CSP Technologies, Inc., et al., Appellants,
v
Ihab M. Hekal, Respondent.

—[*1] Holland & Knight LLP, New York (David D. Howe of counsel), for appellants.

The Law Offices of Tedd S. Levine, LLC, Garden City (Tedd S. Levine of counsel), for respondent.

Order, Supreme Court, New York County (Sheila Abdus-Salaam, J.), entered January 11, 2008, which granted the petition to vacate a prior order of the arbitrators directing exchange of information, only to the extent of granting respondent's cross motion for discovery to be conducted under the supervision of the arbitrators, unanimously reversed, on the law, with costs, the petition and the cross motion denied, and this proceeding dismissed.

The court lacked authority to entertain the petition to review an intermediary ruling of the arbitrators on a procedural matter (see Mobil Oil Indonesia v Asamera Oil [Indonesia], 43 NY2d 276 [1977]; Avon Prods. v Solow, 150 AD2d 236, 239-240 [1989]). Such intervention is not authorized by the CPLR, and is proscribed as a matter of policy. The relief "would disjoint and unduly delay the proceedings, thereby thwarting the very purpose of" arbitration (Mobil Oil Indonesia, 43 NY2d at 282).

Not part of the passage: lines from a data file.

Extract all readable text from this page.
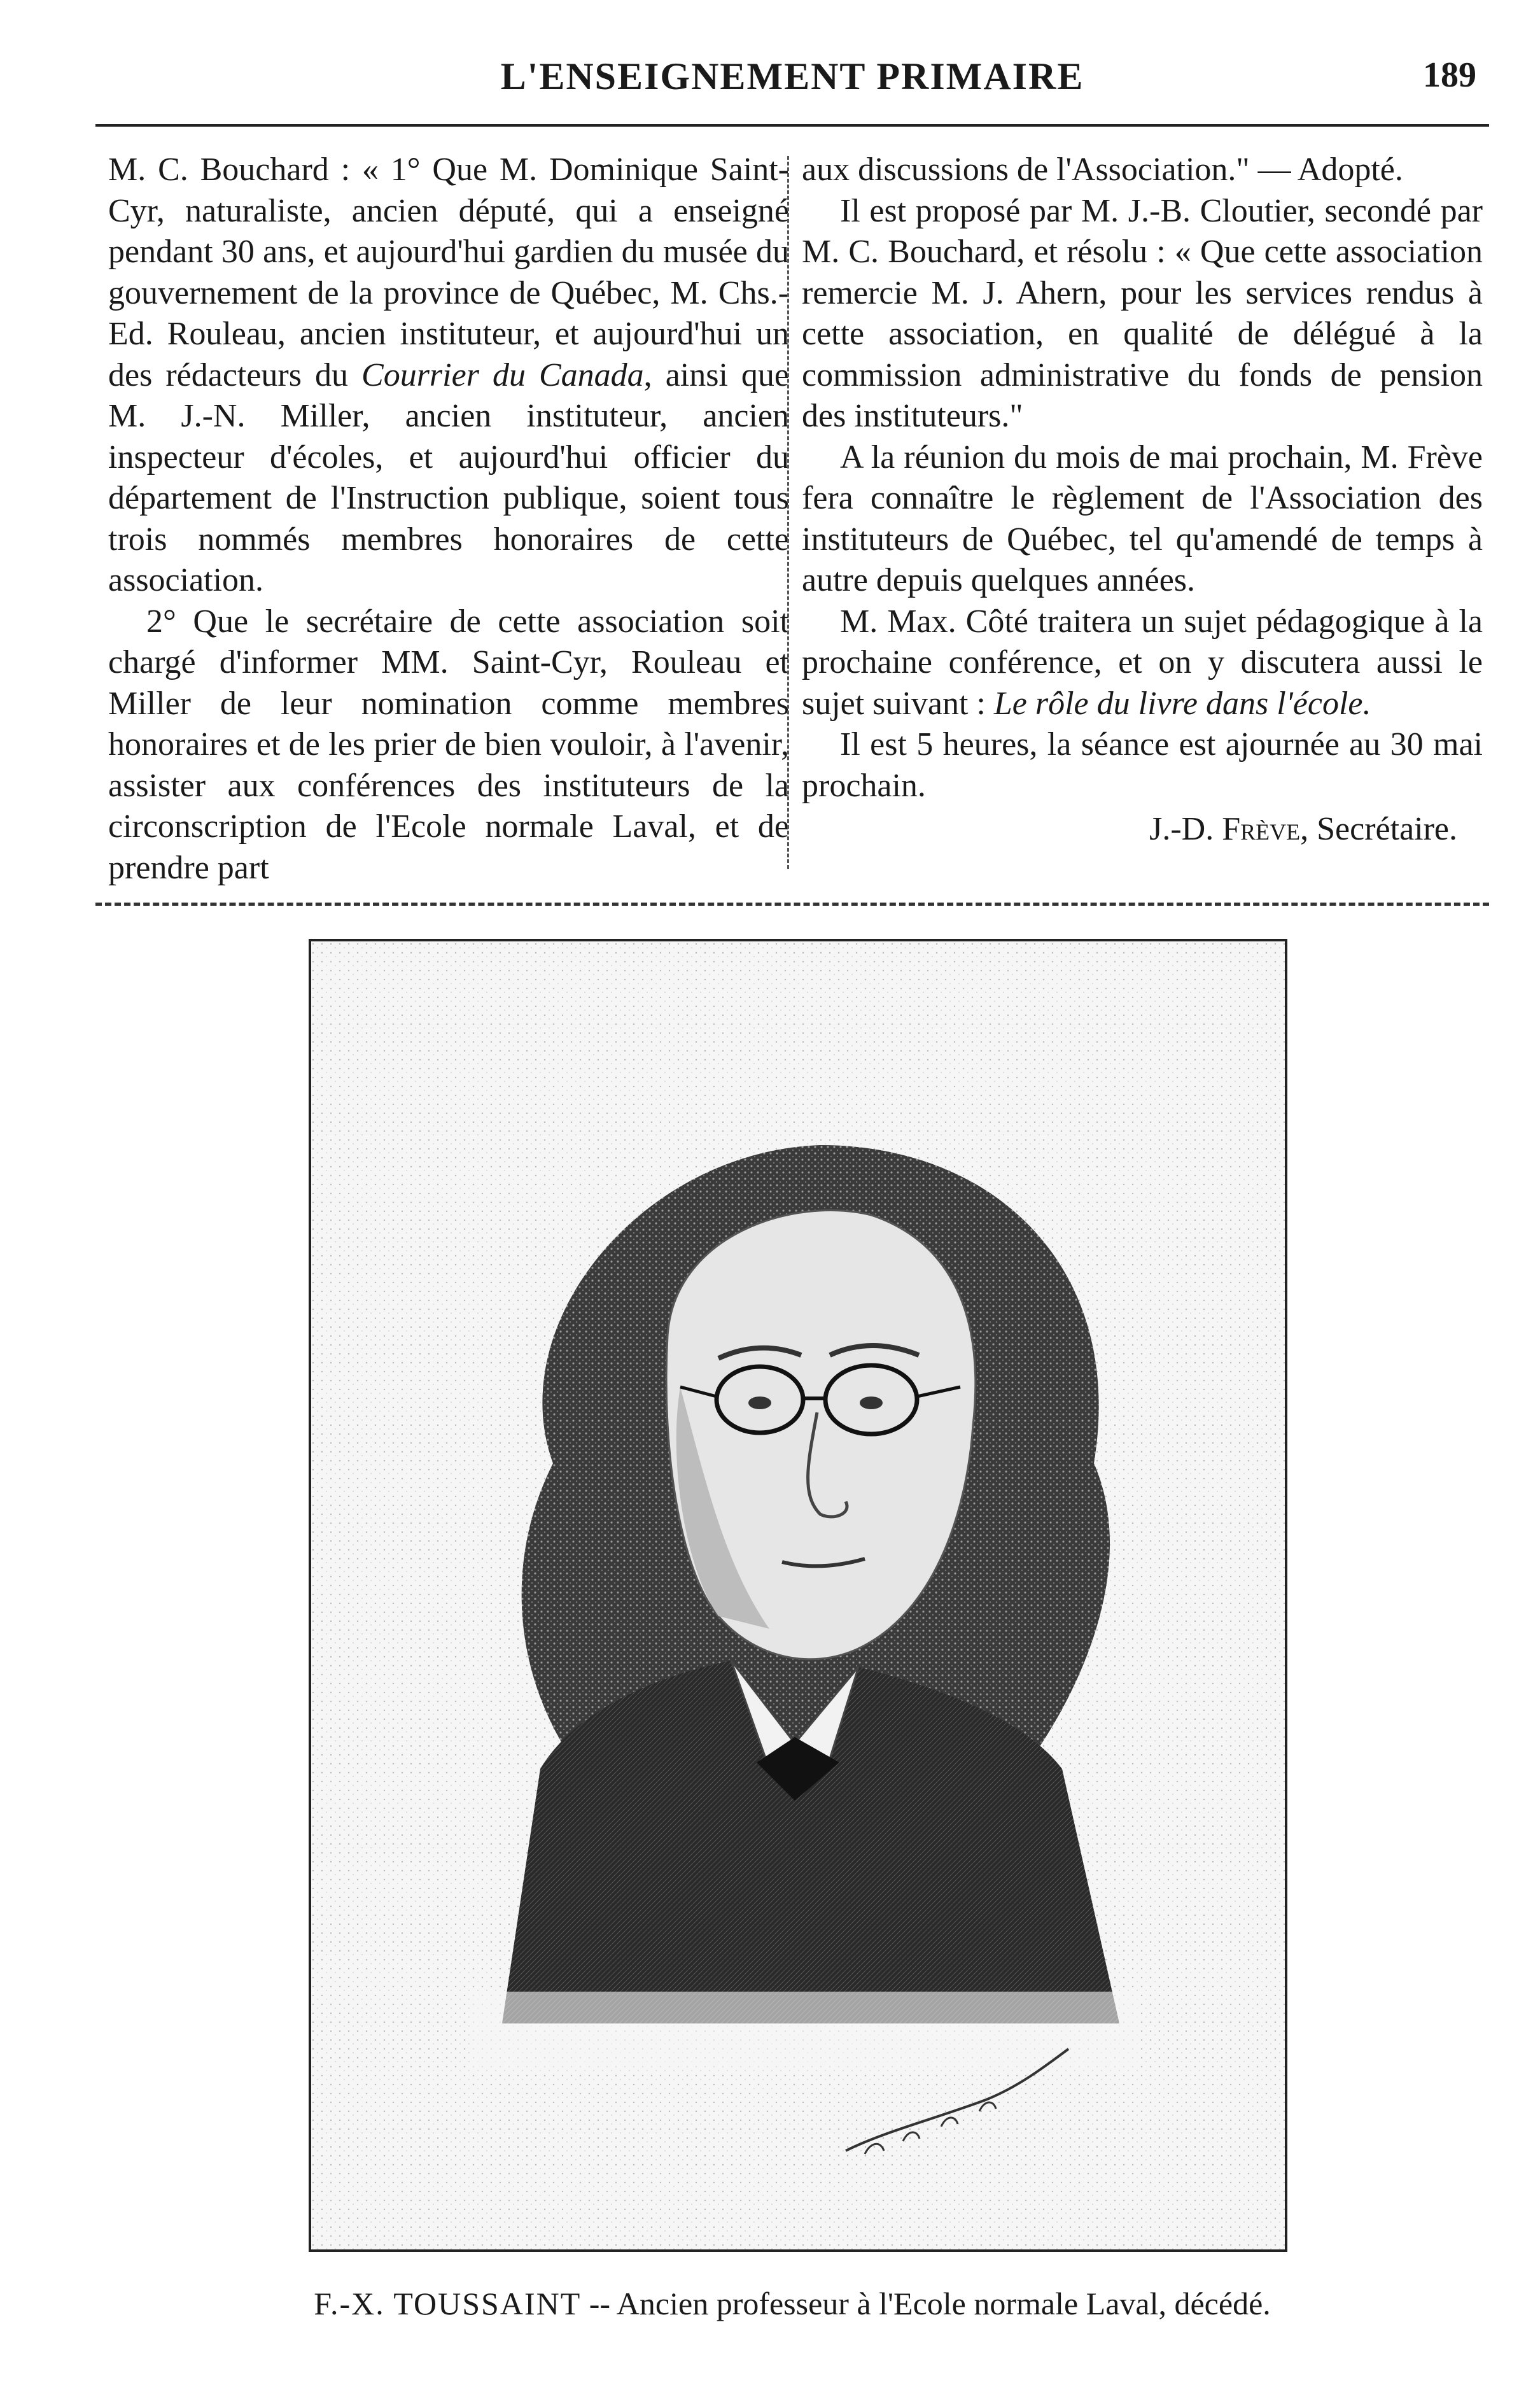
L'ENSEIGNEMENT PRIMAIRE	189

M. C. Bouchard : « 1° Que M. Dominique Saint-Cyr, naturaliste, ancien député, qui a enseigné pendant 30 ans, et aujourd'hui gardien du musée du gouvernement de la province de Québec, M. Chs.-Ed. Rouleau, ancien instituteur, et aujourd'hui un des rédacteurs du Courrier du Canada, ainsi que M. J.-N. Miller, ancien instituteur, ancien inspecteur d'écoles, et aujourd'hui officier du département de l'Instruction publique, soient tous trois nommés membres honoraires de cette association.

2° Que le secrétaire de cette association soit chargé d'informer MM. Saint-Cyr, Rouleau et Miller de leur nomination comme membres honoraires et de les prier de bien vouloir, à l'avenir, assister aux conférences des instituteurs de la circonscription de l'Ecole normale Laval, et de prendre part

aux discussions de l'Association." — Adopté.

Il est proposé par M. J.-B. Cloutier, secondé par M. C. Bouchard, et résolu : « Que cette association remercie M. J. Ahern, pour les services rendus à cette association, en qualité de délégué à la commission administrative du fonds de pension des instituteurs."

A la réunion du mois de mai prochain, M. Frève fera connaître le règlement de l'Association des instituteurs de Québec, tel qu'amendé de temps à autre depuis quelques années.

M. Max. Côté traitera un sujet pédagogique à la prochaine conférence, et on y discutera aussi le sujet suivant : Le rôle du livre dans l'école.

Il est 5 heures, la séance est ajournée au 30 mai prochain.

J.-D. Frève, Secrétaire.
F.-X. TOUSSAINT -- Ancien professeur à l'Ecole normale Laval, décédé.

With respect to the cross motion, the court erroneously determined that the arbitrators lacked authority to direct the parties to produce documents. Although the CPLR does not itself authorize arbitrators "to direct the parties to engage in disclosure proceedings" (De Sapio v Kohlmeyer, 35 NY2d 402, 406 [1974]), no statute or policy prevents parties from charting their own procedural course in arbitration by voluntarily agreeing to abide by the rules of the arbitral forum, including, as in this case, rules permitting the arbitrators to direct the exchange of information (see American Arbitration Association Commercial Arbitration rule R-21 [a] [i]). The strong policy of this State requires the courts to enforce arbitration agreements as written, and to leave to the arbitrators the interpretation and application of the procedural rules [*2]of the arbitral forum (Matter of Sobel [Charles Schwab & Co., Inc.], 37 AD3d 877, 878 [2007]; Matter of Faberge, Inc. [Felsway Corp.], 149 AD2d 369, 370 [1989], lv denied 74 NY2d 610 [1989]). Concur—Mazzarelli, J.P., Gonzalez, Catterson, McGuire and Acosta, JJ. [See 2007 NY Slip Op 34200(U).]